Service

 

What services does FCF offer?

  • Access to modern and well-maintained equipment for FACS analysis
  • Individual advice and assistance in planning flow cytometric experiments
  • Hands-on training on FACS analysis on our available instruments
  • Cell sorting under safety level S1 and S2 as a service according to user demands
  • Cell sorting of human cells from liquor, blood and tissue under safety level S2 conditions
  • Advice in sample preparation by providing state-of-the-art protocols for cell preparation from mouse and human tissues, and cell staining
  • Access to antibodies and other reagents to allow pre-sort enrichment of target cells, proper compensation, viability staining and control of staining specificity
  • Advice in analysis and interpretation of experimental FACS data
  • Provision of software to analyse FACS data
  • Seminars informing about opportunities, basic principles and recent advances in flow cytometry
     

Who can use the services offered by FCF?

In the first instance, FCF is open to all members of the medical faculty of RWTH Aachen.
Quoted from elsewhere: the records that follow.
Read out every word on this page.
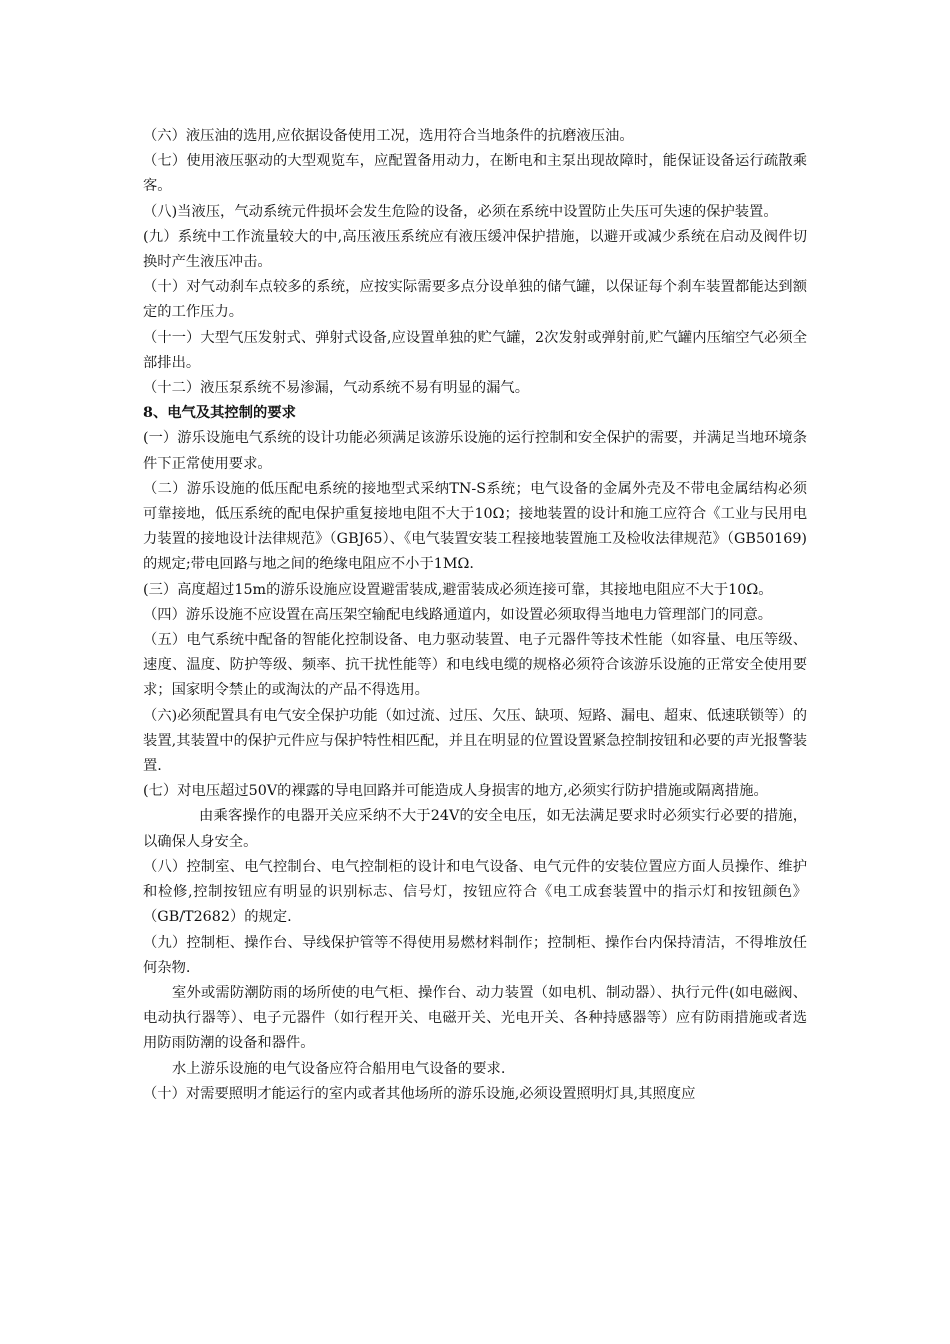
（六）液压油的选用,应依据设备使用工况，选用符合当地条件的抗磨液压油。

（七）使用液压驱动的大型观览车，应配置备用动力，在断电和主泵出现故障时，能保证设备运行疏散乘客。

（八)当液压，气动系统元件损坏会发生危险的设备，必须在系统中设置防止失压可失速的保护装置。

(九）系统中工作流量较大的中,高压液压系统应有液压缓冲保护措施，以避开或减少系统在启动及阀件切换时产生液压冲击。

（十）对气动刹车点较多的系统，应按实际需要多点分设单独的储气罐，以保证每个刹车装置都能达到额定的工作压力。

（十一）大型气压发射式、弹射式设备,应设置单独的贮气罐，2次发射或弹射前,贮气罐内压缩空气必须全部排出。

（十二）液压泵系统不易渗漏，气动系统不易有明显的漏气。

8、电气及其控制的要求

(一）游乐设施电气系统的设计功能必须满足该游乐设施的运行控制和安全保护的需要，并满足当地环境条件下正常使用要求。

（二）游乐设施的低压配电系统的接地型式采纳TN-S系统；电气设备的金属外壳及不带电金属结构必须可靠接地，低压系统的配电保护重复接地电阻不大于10Ω；接地装置的设计和施工应符合《工业与民用电力装置的接地设计法律规范》（GBJ65）、《电气装置安装工程接地装置施工及检收法律规范》（GB50169)的规定;带电回路与地之间的绝缘电阻应不小于1MΩ.

(三）高度超过15m的游乐设施应设置避雷装成,避雷装成必须连接可靠，其接地电阻应不大于10Ω。

（四）游乐设施不应设置在高压架空输配电线路通道内，如设置必须取得当地电力管理部门的同意。

（五）电气系统中配备的智能化控制设备、电力驱动装置、电子元器件等技术性能（如容量、电压等级、速度、温度、防护等级、频率、抗干扰性能等）和电线电缆的规格必须符合该游乐设施的正常安全使用要求；国家明令禁止的或淘汰的产品不得选用。

（六)必须配置具有电气安全保护功能（如过流、过压、欠压、缺项、短路、漏电、超束、低速联锁等）的装置,其装置中的保护元件应与保护特性相匹配，并且在明显的位置设置紧急控制按钮和必要的声光报警装置.

(七）对电压超过50V的裸露的导电回路并可能造成人身损害的地方,必须实行防护措施或隔离措施。

由乘客操作的电器开关应采纳不大于24V的安全电压，如无法满足要求时必须实行必要的措施，以确保人身安全。

（八）控制室、电气控制台、电气控制柜的设计和电气设备、电气元件的安装位置应方面人员操作、维护和检修,控制按钮应有明显的识别标志、信号灯，按钮应符合《电工成套装置中的指示灯和按钮颜色》（GB/T2682）的规定.

（九）控制柜、操作台、导线保护管等不得使用易燃材料制作；控制柜、操作台内保持清洁，不得堆放任何杂物.

室外或需防潮防雨的场所使的电气柜、操作台、动力装置（如电机、制动器）、执行元件(如电磁阀、电动执行器等）、电子元器件（如行程开关、电磁开关、光电开关、各种持感器等）应有防雨措施或者选用防雨防潮的设备和器件。

水上游乐设施的电气设备应符合船用电气设备的要求.

（十）对需要照明才能运行的室内或者其他场所的游乐设施,必须设置照明灯具,其照度应
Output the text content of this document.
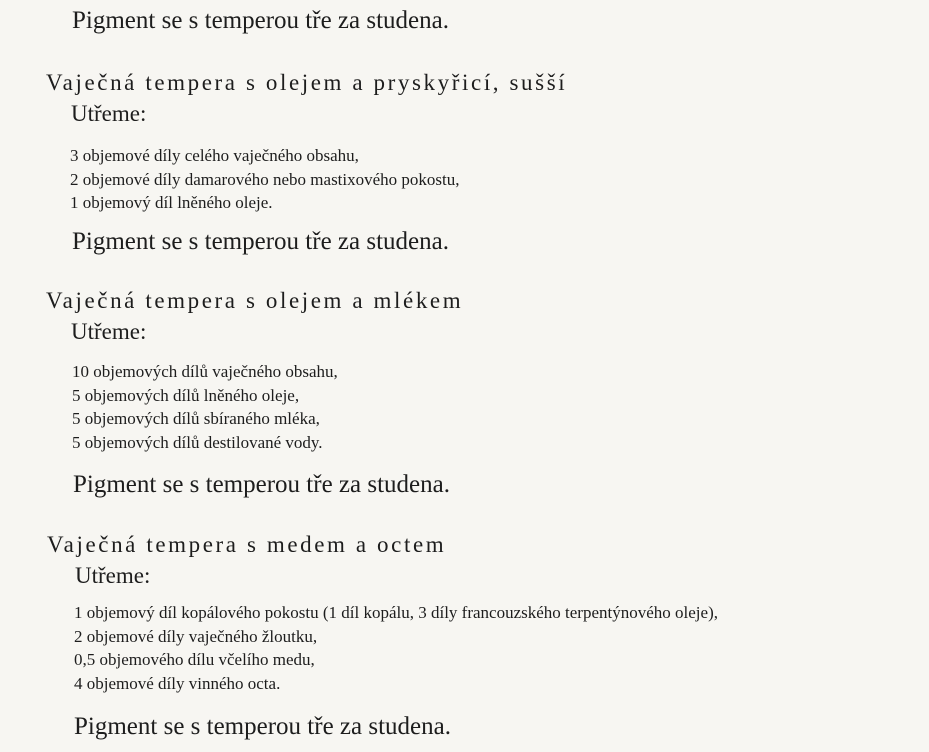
Pigment se s temperou tře za studena.
Vaječná tempera s olejem a pryskyřicí, sušší
Utřeme:
3 objemové díly celého vaječného obsahu,
2 objemové díly damarového nebo mastixového pokostu,
1 objemový díl lněného oleje.
Pigment se s temperou tře za studena.
Vaječná tempera s olejem a mlékem
Utřeme:
10 objemových dílů vaječného obsahu,
5 objemových dílů lněného oleje,
5 objemových dílů sbíraného mléka,
5 objemových dílů destilované vody.
Pigment se s temperou tře za studena.
Vaječná tempera s medem a octem
Utřeme:
1 objemový díl kopálového pokostu (1 díl kopálu, 3 díly francouzského terpentýnového oleje),
2 objemové díly vaječného žloutku,
0,5 objemového dílu včelího medu,
4 objemové díly vinného octa.
Pigment se s temperou tře za studena.
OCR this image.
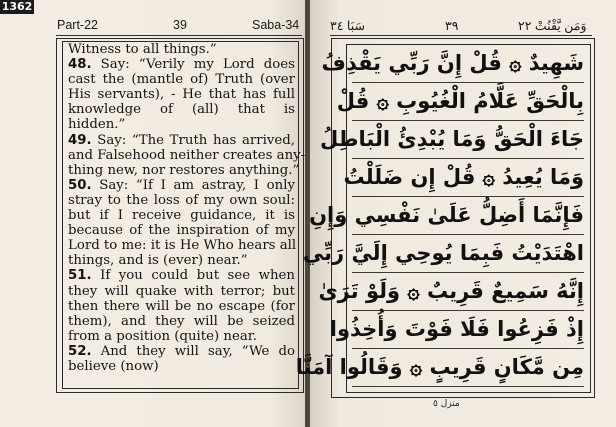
1362
Part-22	39	Saba-34
Witness to all things.”
48. Say: “Verily my Lord does
cast the (mantle of) Truth (over
His servants), - He that has full
knowledge of (all) that is
hidden.”
49. Say: “The Truth has arrived,
and Falsehood neither creates any-
thing new, nor restores anything.”
50. Say: “If I am astray, I only
stray to the loss of my own soul:
but if I receive guidance, it is
because of the inspiration of my
Lord to me: it is He Who hears all
things, and is (ever) near.”
51. If you could but see when
they will quake with terror; but
then there will be no escape (for
them), and they will be seized
from a position (quite) near.
52. And they will say, “We do
believe (now)
سَبَا ٣٤	٣٩	وَمَن يَّقْنُتْ ٢٢
شَهِيدٌ ۞ قُلْ إِنَّ رَبِّي يَقْذِفُ
بِالْحَقِّ عَلَّامُ الْغُيُوبِ ۞ قُلْ
جَاءَ الْحَقُّ وَمَا يُبْدِئُ الْبَاطِلُ
وَمَا يُعِيدُ ۞ قُلْ إِن ضَلَلْتُ
فَإِنَّمَا أَضِلُّ عَلَىٰ نَفْسِي وَإِنِ
اهْتَدَيْتُ فَبِمَا يُوحِي إِلَيَّ رَبِّي
إِنَّهُ سَمِيعٌ قَرِيبٌ ۞ وَلَوْ تَرَىٰ
إِذْ فَزِعُوا فَلَا فَوْتَ وَأُخِذُوا
مِن مَّكَانٍ قَرِيبٍ ۞ وَقَالُوا آمَنَّا
منزل ٥
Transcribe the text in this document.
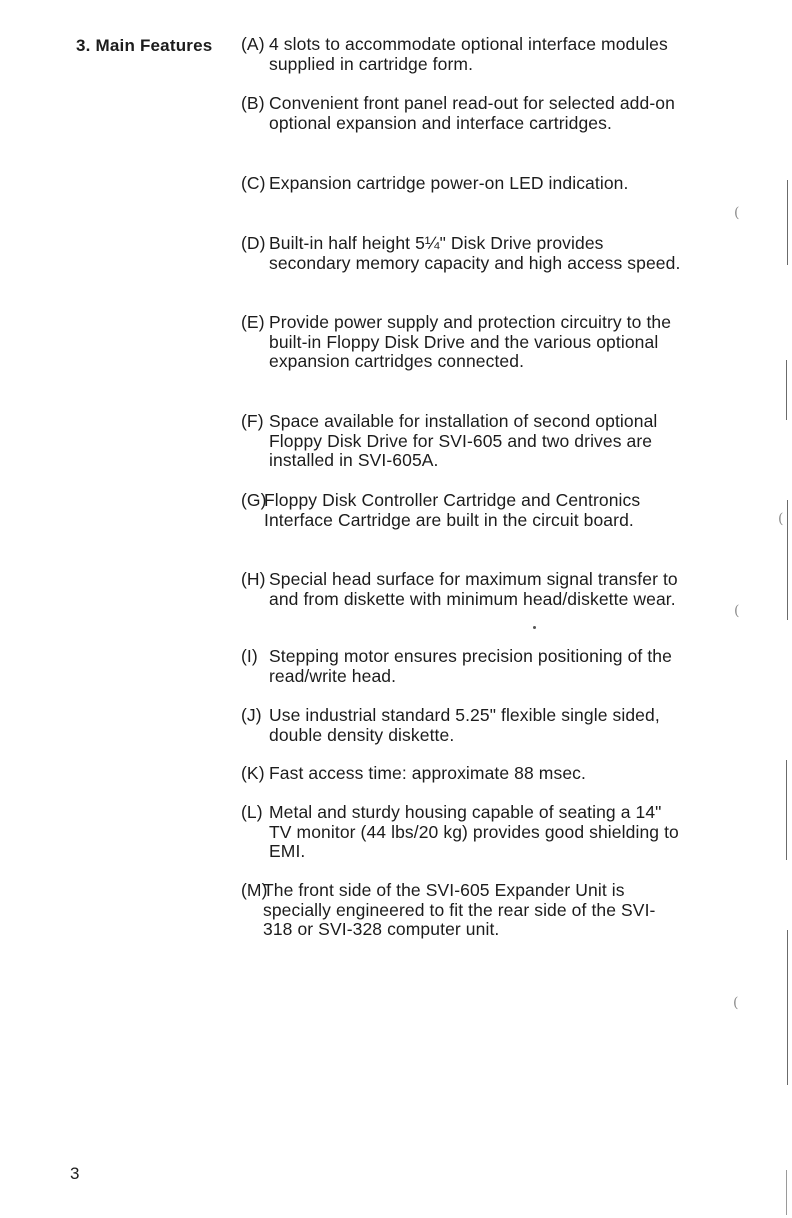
3. Main Features (A) 4 slots to accommodate optional interface modules supplied in cartridge form.
(B) Convenient front panel read-out for selected add-on optional expansion and interface cartridges.
(C) Expansion cartridge power-on LED indication.
(D) Built-in half height 5¼" Disk Drive provides secondary memory capacity and high access speed.
(E) Provide power supply and protection circuitry to the built-in Floppy Disk Drive and the various optional expansion cartridges connected.
(F) Space available for installation of second optional Floppy Disk Drive for SVI-605 and two drives are installed in SVI-605A.
(G)
Floppy Disk Controller Cartridge and Centronics Interface Cartridge are built in the circuit board.
(H) Special head surface for maximum signal transfer to and from diskette with minimum head/diskette wear.
(I) Stepping motor ensures precision positioning of the read/write head.
(J) Use industrial standard 5.25" flexible single sided, double density diskette.
(K) Fast access time: approximate 88 msec.
(L) Metal and sturdy housing capable of seating a 14" TV monitor (44 lbs/20 kg) provides good shielding to EMI.
(M)
The front side of the SVI-605 Expander Unit is specially engineered to fit the rear side of the SVI-318 or SVI-328 computer unit.
3
(
(
(
(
Depending on utilised capacity scientists from other research institutes are also welcome to use our services.
 

How can you benefit from the services of the FCF?

Flow Cytometry is the gold-standard technology for purification and analysis of cells with complex phenotypes and facilitates research in all priority fields of the medical faculty. Technical advances in flow cytometry have set the ground for breakthrough discoveries in cell biology, immunology, molecular medicine and translational medicine.

The complexity of FACS technology creates hurdles for the individual scientist to make full use of Flow Cytometry. The FCF enables use of flow cytometry across disciplines and allows for the purification of highly defined cell populations. 

FCF enables the use of flow cytometry-based working techniques across the boundaries of individual research disciplines on state-of-the-art and excellently maintained equipment.

Material of safety level S1 can be sorted and analyzed in the FCF. Potentially infectious human primary cells and materials that fall under safety level S2 can also be sorted and analyzed under safety level S2 as a service.

The FCF will furthermore advise you in the planning, execution and interpretation of FACS experiments.

 

Flow Cytometry – How does it work?

Flow Cytometry simultaneously measures and analyses multiple properties of single particles as they pass a beam of laser light.

Measured parameters include particle size, granularity and relative fluorescence intensities. “Particles” can be single eukaryotic cells, microorganisms, or even non-cellular particles.  Sophisticated staining will not only reveal information about surface markers, but can be extended to cytosolic, nuclear or secreted molecules, identification of posttranslational modifications etc.

Flow cytometry supports the analysis of cells with complex phenotypes. Besides cell analysis a major application of Flow Cytometry is the physical separation and thereby purification of well-defined cells/particles from a heterogeneous population in a process called cell sorting. FACS-based cell purification allows for unmatched definition of cell phenotypes and is essential to obtain highly purified and well defined cell populations for further analysis, including in vivo cell transfers and “omics” technologies.

  Flow Cytometry based cell sorting using BD FACS Aria © FCF

Flow cytometry-based cell sorting 

  • The FCF enables flow cytometry-based cell sorting on our BD FACS Aria II and BD FACS Aria Fusion: In the flow cell, individual cells/particles pass through the light beam of a laser and the detection system.

    Up to eleven parameters (BD FACS Aria) or 18 parameters (BD FACS Aria Fusion), including particle size, granularity and relative fluorescence intensities, are detected. Cells of interest become electrically charged and then deflected in an electric field and can thus be collected separately from the other cells in a tube, a multiwell plate or on slides.

    Up to four different populations can be sorted simultaneously. In addition, it is also possible to sort single cells in e.g. 96-well multi-well plates.